Ancient art.
Ecclesiastical embroidery of St. Columba encounter by Ruth Black.
St. Columba encounter by William Rebsamen.
St. Columba encounter by Lauras Muse.
T. Peter Park suggests the following:
Today, June 9, is a Church feast day that might be of interest to cryptozoologists! It is the Feast of St. Columba (7 December 521 – 9 June 597 AD), Old Irish Colum Cille (“Dove of the Church”), an Irish Gaelic missionary monk who propagated Christianity among the Picts (ancient Scots) in the early Middle Ages. Columba founded three monasteries, including Iona Abbey on the small Scottish offshore island of Iona.
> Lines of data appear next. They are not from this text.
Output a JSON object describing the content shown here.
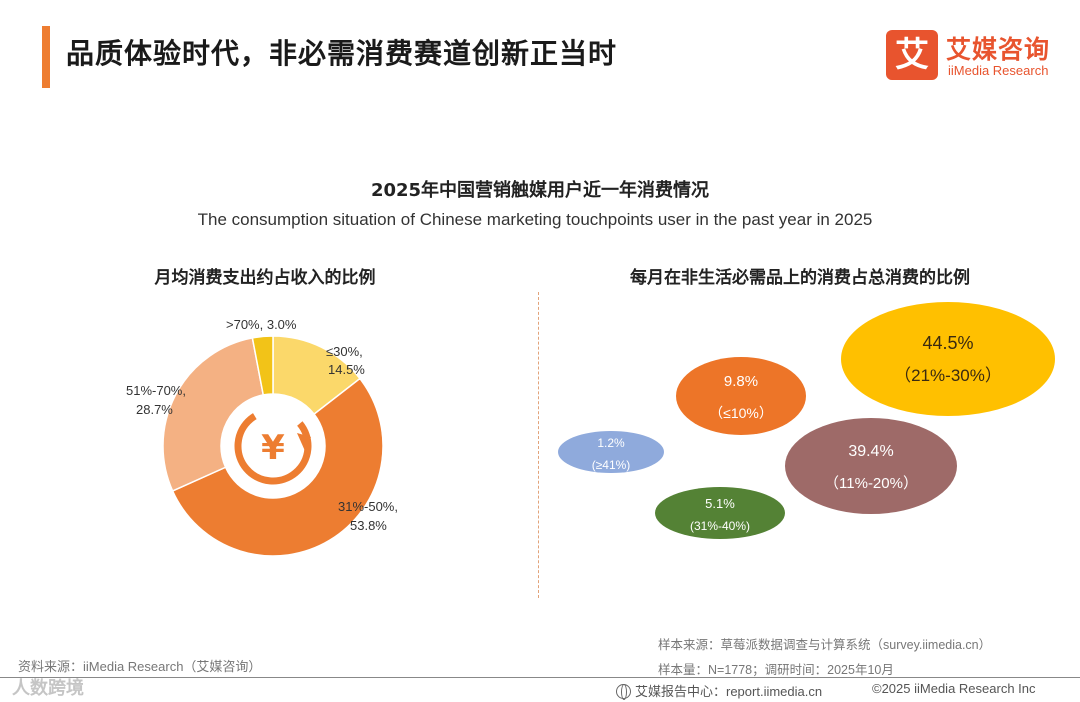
{
  "header": {
    "title": "品质体验时代，非必需消费赛道创新正当时",
    "logo_glyph": "艾",
    "logo_cn": "艾媒咨询",
    "logo_en": "iiMedia Research"
  },
  "chart_data": [
    {
      "type": "pie",
      "title": "2025年中国营销触媒用户近一年消费情况",
      "subtitle": "The consumption situation of Chinese marketing touchpoints user in the past year in 2025",
      "panel_title": "月均消费支出约占收入的比例",
      "donut": true,
      "center_icon": "yuen-refresh-icon",
      "slices": [
        {
          "label": "≤30%,",
          "value_label": "14.5%",
          "value": 14.5,
          "color": "#fbd86a"
        },
        {
          "label": "31%-50%,",
          "value_label": "53.8%",
          "value": 53.8,
          "color": "#ed7d31"
        },
        {
          "label": "51%-70%,",
          "value_label": "28.7%",
          "value": 28.7,
          "color": "#f4b183"
        },
        {
          "label": ">70%, 3.0%",
          "value_label": "",
          "value": 3.0,
          "color": "#f2c318"
        }
      ]
    },
    {
      "type": "bubble",
      "panel_title": "每月在非生活必需品上的消费占总消费的比例",
      "bubbles": [
        {
          "range": "（21%-30%）",
          "value_label": "44.5%",
          "value": 44.5,
          "color": "#ffc000",
          "text_color": "#3a2a10"
        },
        {
          "range": "（11%-20%）",
          "value_label": "39.4%",
          "value": 39.4,
          "color": "#9e6a68",
          "text_color": "#ffffff"
        },
        {
          "range": "（≤10%）",
          "value_label": "9.8%",
          "value": 9.8,
          "color": "#ed7528",
          "text_color": "#ffffff"
        },
        {
          "range": "(31%-40%)",
          "value_label": "5.1%",
          "value": 5.1,
          "color": "#548235",
          "text_color": "#ffffff"
        },
        {
          "range": "(≥41%)",
          "value_label": "1.2%",
          "value": 1.2,
          "color": "#8faadc",
          "text_color": "#ffffff"
        }
      ]
    }
  ],
  "footer": {
    "source": "资料来源：iiMedia Research（艾媒咨询）",
    "sample_source": "样本来源：草莓派数据调查与计算系统（survey.iimedia.cn）",
    "sample_size": "样本量：N=1778；调研时间：2025年10月",
    "report_center": "艾媒报告中心：report.iimedia.cn",
    "copyright": "©2025  iiMedia Research  Inc",
    "watermark": "人数跨境"
  }
}
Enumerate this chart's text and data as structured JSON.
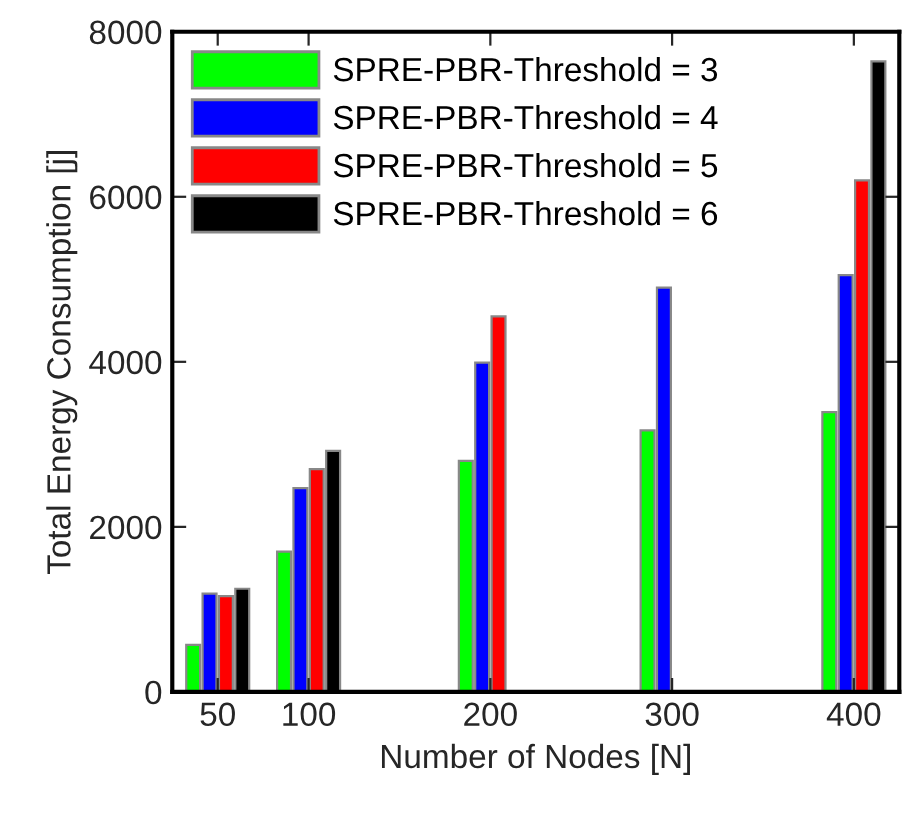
{
  "chart_data": {
    "type": "bar",
    "xlabel": "Number of Nodes [N]",
    "ylabel": "Total Energy Consumption [j]",
    "x": [
      50,
      100,
      200,
      300,
      400
    ],
    "xlim": [
      25,
      425
    ],
    "xticks": [
      50,
      100,
      200,
      300,
      400
    ],
    "ylim": [
      0,
      8000
    ],
    "yticks": [
      0,
      2000,
      4000,
      6000,
      8000
    ],
    "grid": false,
    "legend": "top left",
    "series": [
      {
        "name": "SPRE-PBR-Threshold = 3",
        "color": "#00ff00",
        "values": [
          570,
          1700,
          2800,
          3170,
          3390
        ]
      },
      {
        "name": "SPRE-PBR-Threshold = 4",
        "color": "#0000ff",
        "values": [
          1190,
          2470,
          3990,
          4900,
          5050
        ]
      },
      {
        "name": "SPRE-PBR-Threshold = 5",
        "color": "#ff0000",
        "values": [
          1160,
          2700,
          4550,
          null,
          6200
        ]
      },
      {
        "name": "SPRE-PBR-Threshold = 6",
        "color": "#000000",
        "values": [
          1250,
          2920,
          null,
          null,
          7640
        ]
      }
    ]
  }
}
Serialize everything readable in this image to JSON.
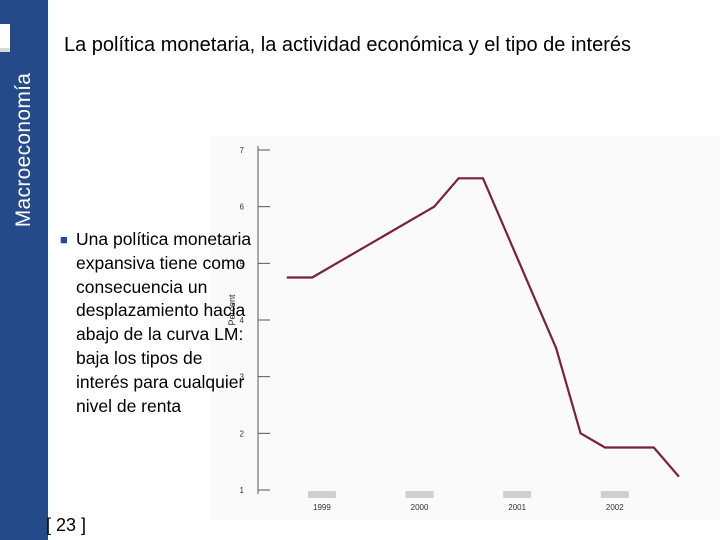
{
  "sidebar": {
    "label": "Macroeconomía",
    "color": "#244a8a"
  },
  "slide": {
    "title": "La política monetaria, la actividad económica y el tipo de interés",
    "bullet": "Una política monetaria expansiva tiene como consecuencia un desplazamiento hacia abajo de la curva LM: baja los tipos de interés para cualquier nivel de renta",
    "bullet_icon": "square-bullet",
    "page_number": "[ 23 ]"
  },
  "chart_data": {
    "type": "line",
    "ylabel": "Percent",
    "ylim": [
      1,
      7
    ],
    "yticks": [
      "1",
      "2",
      "3",
      "4",
      "5",
      "6",
      "7"
    ],
    "xlabels": [
      "1999",
      "2000",
      "2001",
      "2002"
    ],
    "x": [
      1998.65,
      1998.9,
      1999.15,
      1999.4,
      1999.65,
      1999.9,
      2000.15,
      2000.4,
      2000.65,
      2000.9,
      2001.15,
      2001.4,
      2001.65,
      2001.9,
      2002.15,
      2002.4,
      2002.65
    ],
    "series": [
      {
        "values": [
          4.75,
          4.75,
          5.0,
          5.25,
          5.5,
          5.75,
          6.0,
          6.5,
          6.5,
          5.5,
          4.5,
          3.5,
          2.0,
          1.75,
          1.75,
          1.75,
          1.25
        ],
        "color": "#7a1f3d"
      }
    ],
    "grid": false
  }
}
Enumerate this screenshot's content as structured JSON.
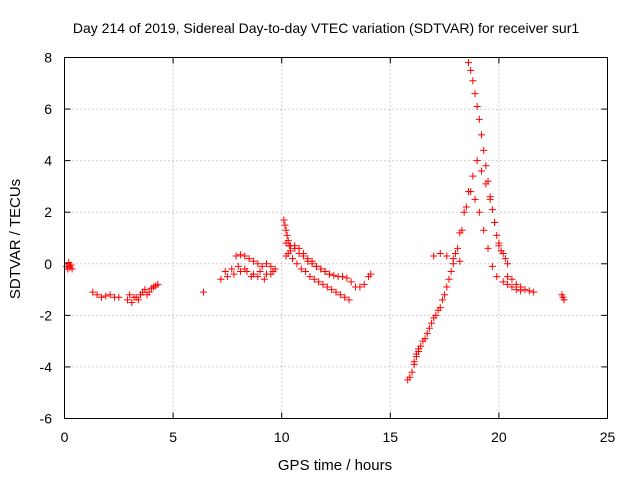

That monastery, one of Western Europe’s oldest and most important religious centers, was left in ruins after the Reformation, but is the home today of an ecumenical religious community. According to some modern Forteans, Columba was history’s first recorded witness of the Loch Ness Monster. Cryptozoologists cite the Life of St. Columba, written in the 7th century, a century after the incident in question, by his successor St. Adomnán of Iona (627–704), Abbot of Iona (679–704), describing Columba driving off a man-eating monster in the River Ness near the Loch by making the sign of the Cross and ordering the beast to leave a swimmer alone, go no further, and leave at once! The monster halted immediately and fled in terror, and both Columba’s men and the pagan Picts praised God for the miracle! Skeptics, however, note that stories of water-beasts were quite common in mediaeval saints’ Lives, with Adomnán’s tale probably just a recycling of a common motif attached to a local landmark—at best, even if the story had any factual basis, it might have just described a walrus or similar creature that had swum up the river!
St. Columba encounter by William Rebsamen.
The carved stone art is one of the Pictish Beasts, apparently made by the Picts, generally found in southern Scotland and northern England.